Hailey made a skeptical noise.
“Honestly. You’re as obedient as a ventriloquist’s puppet, Hailey.” Blair knocked Luke in the upper arm with her fist. “I want you to know that, seeing as how this is a really lousy time for you, you don’t have to worry about me breaking our deal by drinking or smoking. I might do a little weed. But that’s all.”
He scowled.
She laughed. “See how sensitive I can be?”
They left.
He dragged a chair to Finley’s bedside, held her hand, and watched the steady rise and fall of her chest. The movie screen in his brain replayed the image of her falling out of sight. The image of her lying on the rocky hillside. The image of the chopper drawing her into the air.
Older memories played. Ethan asking him question after question as they’d walked toward the building to store sports equipment. His brother’s face when he’d told him to go to the back of the line. The hallway caving in with slabs of concrete too heavy to survive.
“He’d want you to know that he doesn’t blame you,” Hailey had said. “He forgives you.”
Sorrow built inside Luke.
“He loves you, and he wants you to have a good future.”
He bent an elbow onto the mattress near their joined hands, then rested his forehead on his arm. He made no sound as the scaffolding that had been crumbling since he’d met Finley fell. Hot tears filled his eyes.
Fine, he thought fiercely. He’d outgrown the old methods of coping. They weren’t doing him any favors. When Finley came back, he needed to be better than he’d been.
He’d asked for God’s forgiveness back on the side of Blood Mountain. If Finley could be trusted, and she could, then all that was left was for him to forgive himself.
He imagined the scene Finley had described in the car the night they’d driven back from dinner with Robbie and June.

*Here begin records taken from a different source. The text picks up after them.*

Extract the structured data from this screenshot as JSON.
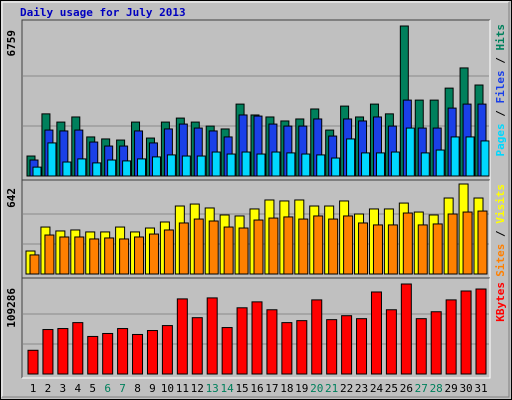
{
  "chart_data": [
    {
      "type": "bar",
      "title": "Daily usage for July 2013",
      "legend_separator": "/",
      "ylim": [
        0,
        6759
      ],
      "yticks": [
        6759
      ],
      "series": [
        {
          "name": "Hits",
          "color": "#00805c",
          "values": [
            900,
            2800,
            2430,
            2660,
            1760,
            1670,
            1620,
            2430,
            1710,
            2430,
            2610,
            2430,
            2250,
            2120,
            3240,
            2750,
            2660,
            2480,
            2570,
            3020,
            2070,
            3150,
            2660,
            3240,
            2800,
            6759,
            3420,
            3420,
            3960,
            4870,
            4100
          ]
        },
        {
          "name": "Files",
          "color": "#1a40e8",
          "values": [
            720,
            2070,
            2030,
            2070,
            1530,
            1350,
            1350,
            2030,
            1490,
            2120,
            2340,
            2160,
            2030,
            1760,
            2750,
            2700,
            2340,
            2250,
            2250,
            2570,
            1800,
            2570,
            2480,
            2660,
            2250,
            3420,
            2160,
            2160,
            3060,
            3240,
            3240
          ]
        },
        {
          "name": "Pages",
          "color": "#00d8ff",
          "values": [
            400,
            1490,
            630,
            770,
            590,
            720,
            680,
            770,
            860,
            950,
            900,
            900,
            1080,
            990,
            1080,
            990,
            1080,
            1040,
            990,
            950,
            810,
            1670,
            1040,
            1040,
            1080,
            2160,
            1040,
            1170,
            1760,
            1760,
            1580
          ]
        }
      ]
    },
    {
      "type": "bar",
      "ylim": [
        0,
        642
      ],
      "yticks": [
        642
      ],
      "series": [
        {
          "name": "Visits",
          "color": "#ffff00",
          "values": [
            164,
            335,
            307,
            314,
            300,
            300,
            335,
            300,
            328,
            371,
            485,
            499,
            471,
            421,
            414,
            464,
            528,
            521,
            528,
            485,
            485,
            521,
            428,
            464,
            464,
            506,
            442,
            421,
            542,
            642,
            542
          ]
        },
        {
          "name": "Sites",
          "color": "#ff8000",
          "values": [
            136,
            278,
            264,
            264,
            250,
            257,
            250,
            264,
            285,
            314,
            364,
            392,
            378,
            335,
            328,
            385,
            399,
            407,
            392,
            414,
            392,
            414,
            364,
            350,
            350,
            435,
            350,
            357,
            428,
            442,
            449
          ]
        }
      ]
    },
    {
      "type": "bar",
      "ylim": [
        0,
        109286
      ],
      "yticks": [
        109286
      ],
      "categories": [
        "1",
        "2",
        "3",
        "4",
        "5",
        "6",
        "7",
        "8",
        "9",
        "10",
        "11",
        "12",
        "13",
        "14",
        "15",
        "16",
        "17",
        "18",
        "19",
        "20",
        "21",
        "22",
        "23",
        "24",
        "25",
        "26",
        "27",
        "28",
        "29",
        "30",
        "31"
      ],
      "label_colors": [
        "#000000",
        "#000000",
        "#000000",
        "#000000",
        "#000000",
        "#00805c",
        "#00805c",
        "#000000",
        "#000000",
        "#000000",
        "#000000",
        "#000000",
        "#00805c",
        "#00805c",
        "#000000",
        "#000000",
        "#000000",
        "#000000",
        "#000000",
        "#00805c",
        "#00805c",
        "#000000",
        "#000000",
        "#000000",
        "#000000",
        "#000000",
        "#00805c",
        "#00805c",
        "#000000",
        "#000000",
        "#000000"
      ],
      "series": [
        {
          "name": "KBytes",
          "color": "#ff0000",
          "values": [
            28800,
            54000,
            55200,
            62400,
            45600,
            49200,
            55200,
            48000,
            52800,
            58800,
            91200,
            68400,
            92400,
            56400,
            80400,
            87600,
            78000,
            62400,
            64800,
            90000,
            66000,
            70800,
            67200,
            99600,
            78000,
            109286,
            67200,
            75600,
            90000,
            100800,
            103200
          ]
        }
      ]
    }
  ]
}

Him, standing in a jail cell.
He saw chains, cracked, broken, useless at his feet. He saw a figure, a man, made from nothing but light. The figure pushed open the cell’s door and beckoned Luke to follow.
Luke hesitated. The figure walked forward, toward the prison’sexit. The air around Luke in the cell darkened, but Luke didn’t move.
The figure returned and the light returned. He waited for Luke, expectant.
Luke nodded.
The figure began walking again.
This time, Luke followed. He put more and more distance between himself and the cell. The figure swung open another door and they were out of the prison. Walking down a path in the woods.
Free.
When Luke at last sat upright, new and unfamiliar hope had taken up residence in his chest.
He reached for the journal and pen someone had purchased so that visitors could leave notes and prayers for Finley to read later. He ripped several pages from the back.
When he was alone here with Finley and wasn’t talking to her, he often played music on a portable speaker or movies on the room’s TV. Sebastian had said she might have some awareness of her surroundings. If so, he wanted her to have awareness of things she liked. Today, he used his phone to select a musical track that made it sound like they were canoeing through a rainforest.
He stared at the blank pages.
“Have you written about what you went through?” Finley had asked him.
She’d been trying to communicate something important to him that night. He’d dismissed it then.
He was listening now. Taking it seriously now.
He’d never written a letter to Ethan, but there was nothing he wouldn’t do for Finley.